# Flex Pipes Missing!! 2000 Passat V6 30v 5spd sedan



## cgolden6 (Jun 16, 2015)

I recently developed an exhaust leak on my 2000 Passat V6 Sedan 2.8L 5spd 30v and in trouble shooting, I discovered the flex pipes have been cut out by a previous owner at some point. I want to fix it right, so I need to know the correct size flex pipe to buy to do so. I've heard anywhere from 2" to 2.5". Can someone PLEASE tell me the diameter and length and even possibly a source to get them from? 

It looks like this exhaust system has been chopped & welded a dozen times. The muffler has also been removed, but the resonator is still there I guess acting as the exhaust?? Anyway, the lack of flex pipes is causing the system to crack. Cat's are good but I'm also going to need to replace the system from there on back. I live in Eastern PA for any local knowledge. Thanks!


----------



## O_o (Nov 12, 2009)

I thought the stock exhaust was 2.25", but it looks like the flex pipe is 2" DIA X 8" total length (4" flex section).

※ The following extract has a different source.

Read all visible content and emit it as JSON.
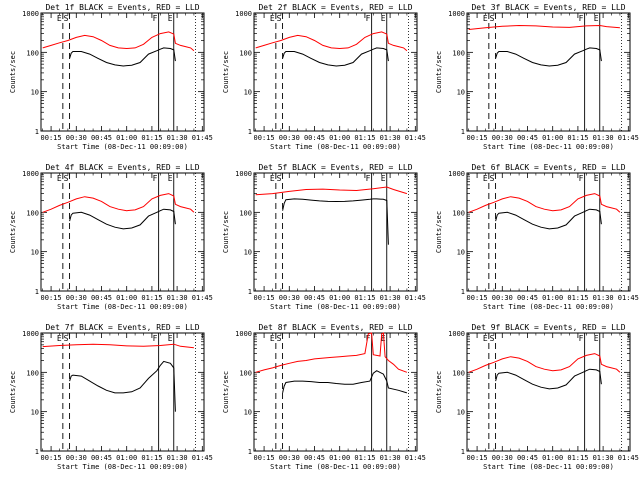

http://www.ecstuning.com/Volkswagen-Passat_B5-4_Motion-V6_30v/Search/SiteSearch/ES2538338/


----------



## 84vw (Sep 27, 2005)

I had a guy replace mine which were totally ripped for 350 dollars. He did a great job. the diameter of the pipes is small, maybe slightly more than 2" but not by much. Just use a caliper to measure the exhaust pipe. The length of the flex sections is pretty short actually, only two or 2.5 inches.


----------